AHA/ACC Guidelines (2007) – Perioperative Cardiovascular Evaluation of the Patient undergoing Non-cardiac Surgery
Take Home Message = if assessment and evaluation not indicated irrespective of perioperative context then just crack on.
3 factors involved in risk stratification:
1. Patient risk factors (high, intermediate and low risk)
2. Functional capacity (>4 METS = low, 170)
- DM (on insulin)
Risk of Perioperative Cardiac Events (AMI, APO, CVA, arrhythmia, death)
0 factors = 0.4%
1 = 1%
2 = 6.6%
3-5 = 11%
MINOR RISK FACTORS
- advanced age
- abnormal ECG
- arrhythmia
- low functional capacity
- previous CVA
- uncontrolled HT
Functional Capacity
1 MET = personal cares
2 METS = walk indoors
3 METS = walk a block on level ground, dusting and washing dishes
4 METS = climb a flight of stairs or walk up hill
5 METS = run a short distance
6 METS = scrubbing floors or lifting heavy objects
7-9 METS = golf, bowling, dancing, doubles tennis, throwing rugby ball
>10 METS = swimming, singles tennis, basketball, skiing
Surgery
HIGH RISK (>5%)
- major emergency surgery
- aortic or major open vascular surgery
INTERMEDIATE RISK (1-5%)
- intraperitoneal and intrathoracic surgery
- carotid endarterectomy
- head and neck surgery
- orthopaedic surgery
- prostate surgery
LOW RISK ( delay surgery 2-4 weeks and keep anti-platelet agents going
- bare metal stent -> delay surgery 4-6 weeks (will be on clopidogrel for this time too)

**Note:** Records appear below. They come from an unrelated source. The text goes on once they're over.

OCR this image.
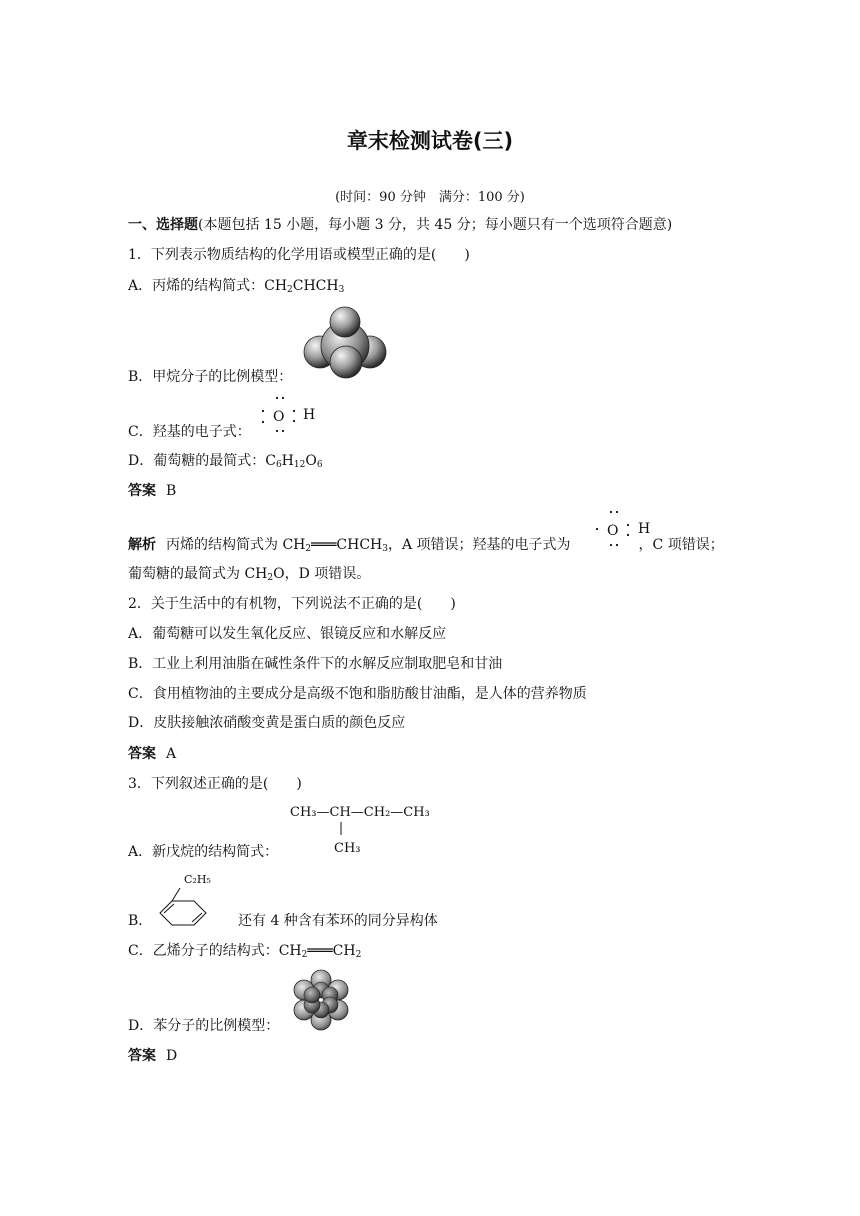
章末检测试卷(三)
(时间：90 分钟　满分：100 分)
一、选择题(本题包括 15 小题，每小题 3 分，共 45 分；每小题只有一个选项符合题意)
1．下列表示物质结构的化学用语或模型正确的是(　　)
A．丙烯的结构简式：$CH_2CHCH_3$
B．甲烷分子的比例模型：
C．羟基的电子式：
O H
D．葡萄糖的最简式：$C_6H_{12}O_6$
答案 B
解析 丙烯的结构简式为 $CH_2═══CHCH_3$，A 项错误；羟基的电子式为	，C 项错误；
O H
葡萄糖的最简式为 $CH_2O$，D 项错误。
2．关于生活中的有机物，下列说法不正确的是(　　)
A．葡萄糖可以发生氧化反应、银镜反应和水解反应
B．工业上利用油脂在碱性条件下的水解反应制取肥皂和甘油
C．食用植物油的主要成分是高级不饱和脂肪酸甘油酯，是人体的营养物质
D．皮肤接触浓硝酸变黄是蛋白质的颜色反应
答案 A
3．下列叙述正确的是(　　)
CH₃—CH—CH₂—CH₃
CH₃
A．新戊烷的结构简式：
B．
C₂H₅
还有 4 种含有苯环的同分异构体
C．乙烯分子的结构式：$CH_2═══CH_2$
D．苯分子的比例模型：
答案 D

- drug eluting stents -> delay surgery for 12 months (will be on dual platelet therapy), if patients must undergo therapy keep aspirin going and restart clopidogrel as soon as possible
Perioperative management of patients with prior PCI
- see above time frames (4 weeks, 6 weeks & 12 months)
- try and keep dual anti-platelet therapy going
- if can’t keep aspirin going and reinstitute clopidogrel as soon as possible
- there is no evidence that other agents decrease risk of stent thrombosis
Perioperative management of patients who have received intracoronary brachytherapy
- gamma or beta brachytherapy used to treat recurrent in-stent restenosis
- continue anti-platelet agents if possible
Perioperative management of the patient who requires PCI and surgery soon after
- use same time lines based on when surgery indicated
- 4 weeks -> balloon
- 6 weeks -> bare metal stent
- 12 months -> drug eluting stent
- can put stents in and then deal with restenosis if it takes place
- also CABG + non-cardiac surgery an option
Perioperative Beta-blockers
- aim = to decrease perioperative MI and death
- should start weeks prior to surgery
- use longer acting agents
- aim for a HR turn off their tachyarrhythmia treatment algorithms, place defibrillation paddles far away from device (AP ideal)
Otherwise standard care
POSTOPERATIVE
- monitor clinically for MI
- if develops PCI needs to considered in context of bleeding risk
- manage acutely with early consultation with cardiology
................
................
In order to avoid copyright disputes, this page is only a partial summary.
To fulfill the demand for quickly locating and searching documents.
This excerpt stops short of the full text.